Charles-Louis hesitated.
All had been going well in Florida. The orange groves needed less attention and were more predictable than his vineyards, and much of his summer had been spent cruising on the Laura Dear.
Back at the mansion, where the giant marquee was already under construction, Laura had entered the Baron’s quarters to ask him about some last-minute preparations. Although it was not yet noon, she had found her prospective bridegroom in the arms of Rosa Delaware.
Laura had been doing her best for some time to ignore the rumours that had been circulating about Charles-Louis’ proclivity for women, many of whom she suspected were her close friends. Had she not felt that she was rapidly becoming a laughing stock, she might have overlooked what might, in other circumstances, have been regarded as an indiscretion.

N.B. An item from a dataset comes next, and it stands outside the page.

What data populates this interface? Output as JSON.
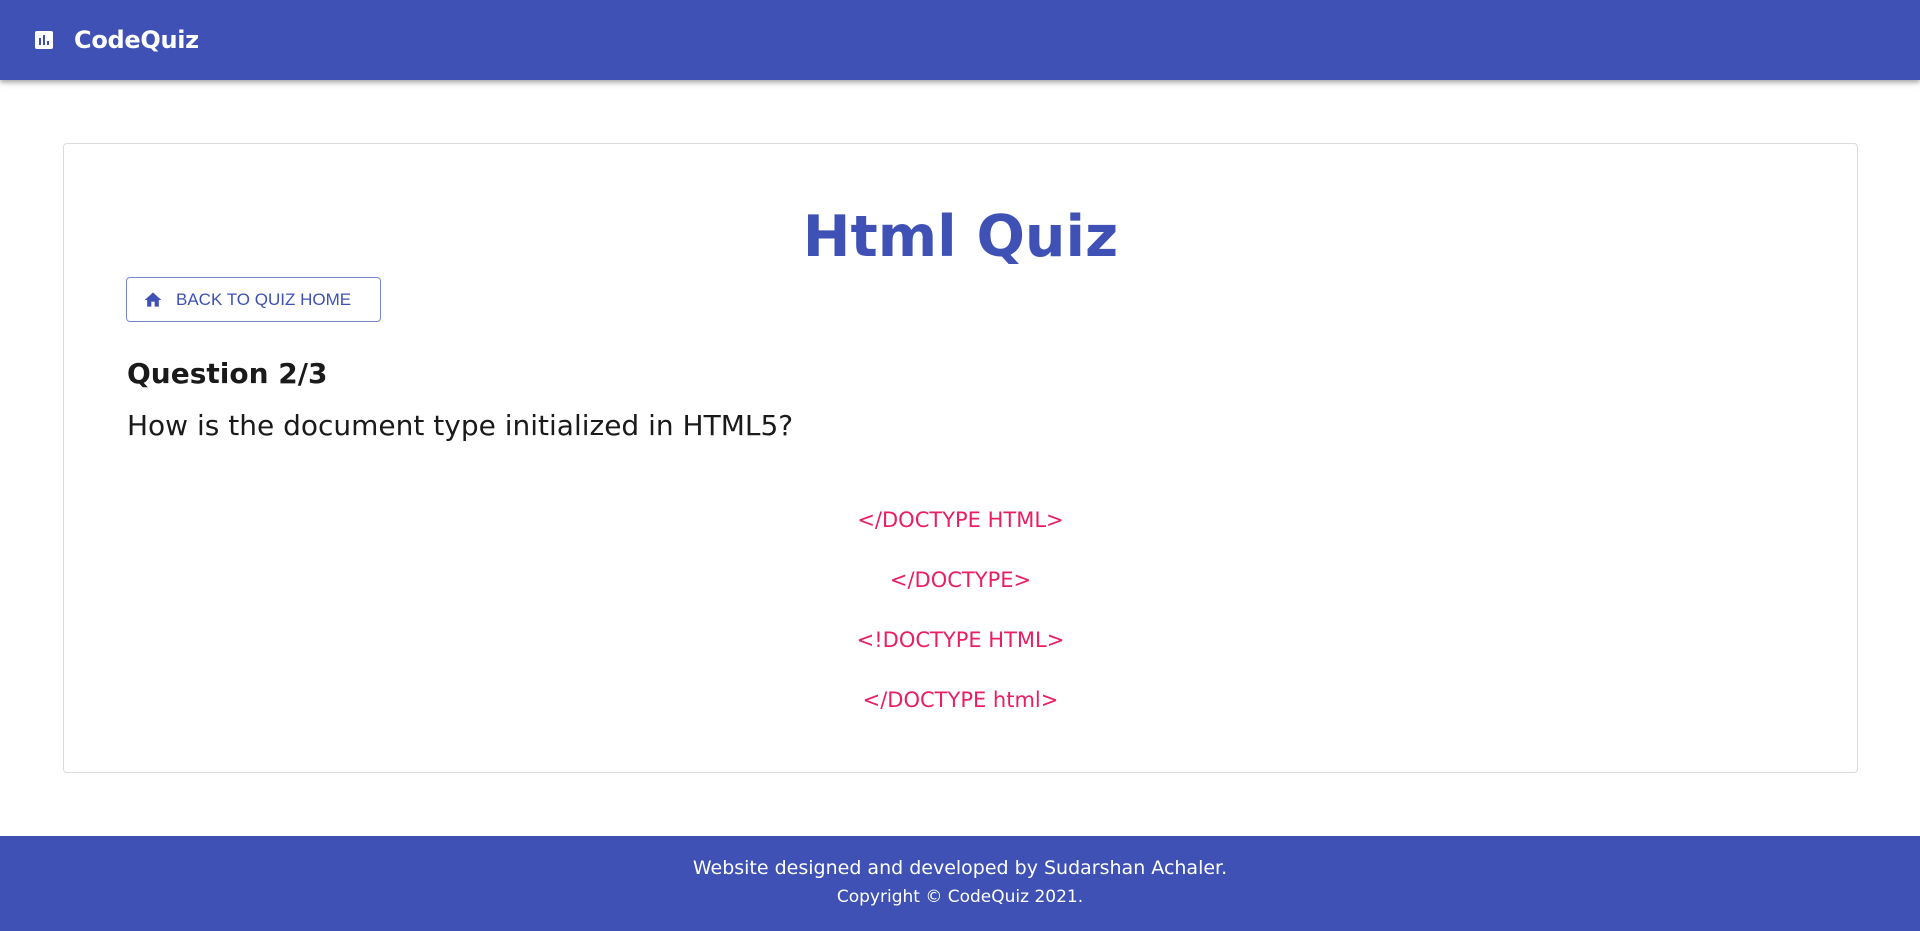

Coming as it did hard on the heels of his seduction of her New York decorator, who had been unable to keep what she saw as her double triumph at the Spray mansion to herself, Laura flipped her lid.
Emptying a large Chinese flower vase (famille rose) of contract lilies over the copulating couple – so that the brass and mahogany bed resembled a lily pond – and shrieking like a harridan, she hurled everything in sight that was not battened down at the lovers, and told Charles-Louis Eugène Bertrand, Baron de Cluzac, to get the hell out.
The Baron’s subsequent remorse – he knew on which side his wheat-toast was buttered – got him nowhere. Before she had signed the pre-nuptial contract on which they had agreed, and which would get Charles-Louis out of his financial difficulties, Laura Spray had had her butler pack his valise, and ordered the immediate dismantling of the marquee.